Numata et al.1 have conducted a retrospective study in a large sample of children born at term with spastic diplegia (i.e. bilateral leg-dominated spastic cerebral palsy [BSCP]), in which they investigated associations between neuroimaging findings, motor function, epilepsy, and cognitive function. They found no abnormalities on magnetic resonance imaging (MRI) in a surprisingly high percentage (of patients 41.9%), which is slightly higher than in previous studies on BSCP. In those patients with abnormalities a wide spectrum of lesions was seen, consistent with previous studies.2 Interestingly, the authors found that severity of motor and cognitive impairment did not differ significantly between those with normal and those with abnormal MRI. However, a smaller percentage of patients with normal MRI had epilepsy compared with those with imaging abnormalities. The authors concluded that in the large proportion of patients born at term with BSCP and normal MRI, genetic investigations and examination of early prenatal factors may contribute to understanding of the pathophysiology of CP.
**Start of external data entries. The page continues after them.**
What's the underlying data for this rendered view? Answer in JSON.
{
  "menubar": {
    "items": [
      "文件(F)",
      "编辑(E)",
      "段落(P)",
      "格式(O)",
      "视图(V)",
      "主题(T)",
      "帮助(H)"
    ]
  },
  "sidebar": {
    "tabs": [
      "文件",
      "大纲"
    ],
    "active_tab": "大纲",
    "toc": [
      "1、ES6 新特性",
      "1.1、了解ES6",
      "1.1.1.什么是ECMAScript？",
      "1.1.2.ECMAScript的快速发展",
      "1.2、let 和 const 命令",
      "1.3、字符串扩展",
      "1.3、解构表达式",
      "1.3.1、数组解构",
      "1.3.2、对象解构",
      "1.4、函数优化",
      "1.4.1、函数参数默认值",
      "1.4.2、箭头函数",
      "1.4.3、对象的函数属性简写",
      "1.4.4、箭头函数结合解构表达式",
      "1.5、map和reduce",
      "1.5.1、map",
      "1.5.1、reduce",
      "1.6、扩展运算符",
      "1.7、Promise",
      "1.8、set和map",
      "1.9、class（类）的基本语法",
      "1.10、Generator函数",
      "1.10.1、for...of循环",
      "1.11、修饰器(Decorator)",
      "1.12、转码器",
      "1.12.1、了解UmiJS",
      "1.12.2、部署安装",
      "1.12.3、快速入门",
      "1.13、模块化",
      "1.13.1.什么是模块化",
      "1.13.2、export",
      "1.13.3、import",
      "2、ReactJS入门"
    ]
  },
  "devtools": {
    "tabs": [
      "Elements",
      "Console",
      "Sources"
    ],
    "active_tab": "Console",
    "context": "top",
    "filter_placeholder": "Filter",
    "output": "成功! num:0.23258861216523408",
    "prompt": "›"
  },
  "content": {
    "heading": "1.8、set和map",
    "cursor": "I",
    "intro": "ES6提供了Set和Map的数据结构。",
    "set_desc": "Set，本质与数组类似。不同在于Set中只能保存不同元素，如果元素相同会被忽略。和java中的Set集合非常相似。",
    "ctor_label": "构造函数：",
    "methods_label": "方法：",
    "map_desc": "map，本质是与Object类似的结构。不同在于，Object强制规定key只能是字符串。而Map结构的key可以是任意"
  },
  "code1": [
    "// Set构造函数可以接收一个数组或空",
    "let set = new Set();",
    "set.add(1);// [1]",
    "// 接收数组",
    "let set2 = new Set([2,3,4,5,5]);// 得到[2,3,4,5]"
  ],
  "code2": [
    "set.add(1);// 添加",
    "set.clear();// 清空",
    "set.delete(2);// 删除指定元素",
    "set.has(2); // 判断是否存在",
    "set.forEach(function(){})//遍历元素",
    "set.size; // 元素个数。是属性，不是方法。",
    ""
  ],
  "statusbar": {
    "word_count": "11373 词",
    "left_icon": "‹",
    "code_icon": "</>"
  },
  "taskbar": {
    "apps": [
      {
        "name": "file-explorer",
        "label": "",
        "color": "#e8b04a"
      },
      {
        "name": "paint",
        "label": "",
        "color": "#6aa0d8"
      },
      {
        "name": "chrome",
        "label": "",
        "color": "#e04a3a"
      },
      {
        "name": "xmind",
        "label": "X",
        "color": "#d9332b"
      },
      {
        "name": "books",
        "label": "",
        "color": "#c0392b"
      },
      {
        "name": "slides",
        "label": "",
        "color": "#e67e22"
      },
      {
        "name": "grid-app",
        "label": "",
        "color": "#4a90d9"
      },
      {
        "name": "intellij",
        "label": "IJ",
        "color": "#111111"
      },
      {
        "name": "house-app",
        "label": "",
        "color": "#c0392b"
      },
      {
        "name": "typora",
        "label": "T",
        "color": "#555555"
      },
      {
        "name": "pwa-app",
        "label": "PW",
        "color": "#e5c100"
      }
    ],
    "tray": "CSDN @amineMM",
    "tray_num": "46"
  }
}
A recent large population-based study in Canada3 did show normal MRI or unspecific findings in 29% of the patients and, consistent with other studies, that this was associated mainly with dyskinetic and ataxic CP. In this Canadian study, a large number of antenatal, perinatal, and neonatal variables were examined and no significant difference was found between those with normal and those with abnormal MRI. Both the study by Numata et al.1 and Benini et al.3 conclude that genetic and metabolic screening may be indicated in patients with normal MRI. Indeed, although not based on strong evidence, the recommendation of the American Academy of Neurology is to consider genetic and metabolic investigations in patients with CP and normal imaging findings.4

The study by Numata et al. is of interest since it is based on a large sample (n=86) of patients, focuses on term-born patients and on one CP type (BSCP), and includes information on severity of motor impairment and cognitive function, as well as epilepsy. However, it also highlights a number of issues that are common in studies on the pathophysiology of CP and associations between possible underlying brain lesions, severity of motor impairment, and cognitive function – all of which often make interpretation of findings and inferring conclusions difficult. In this study there was a large range with regards to age at diagnosis of CP, including patients who had been given the diagnosis of CP at an age (as young as 6mo) where one can still expect transitory neurological signs in a number of children, making a definite diagnosis of CP difficult. The study mainly used information obtained retrospectively from medical records with regards to type of CP, severity of motor impairment, and other relevant clinical variables. Some patients were scanned at an age as young as 10 months, when myelination is still not complete in typical development and which can make diagnosis of a non-progressive brain lesion difficult. In the light of the high proportion of normal MRI findings seen in this study, this emphasizes the importance of adhering to guidelines such as issued by the Surveillance of Cerebral Palsy in Europe Network (e.g. with regards to timing of CP diagnosis).

The study by Numata et al. also highlights that it is important to use advanced imaging techniques when investigating neuroanatomical correlates of CP, in particular in those cases where visual inspection of conventional MRI shows no abnormalities. Diffusion MRI is one such method that increases sensitivity in detecting abnormalities. For example, Son et al.5 have identified microstructural abnormalities in the cortico-spinal tract in patients with unilateral CP who had no abnormalities identified on visual inspection of conventional MRI.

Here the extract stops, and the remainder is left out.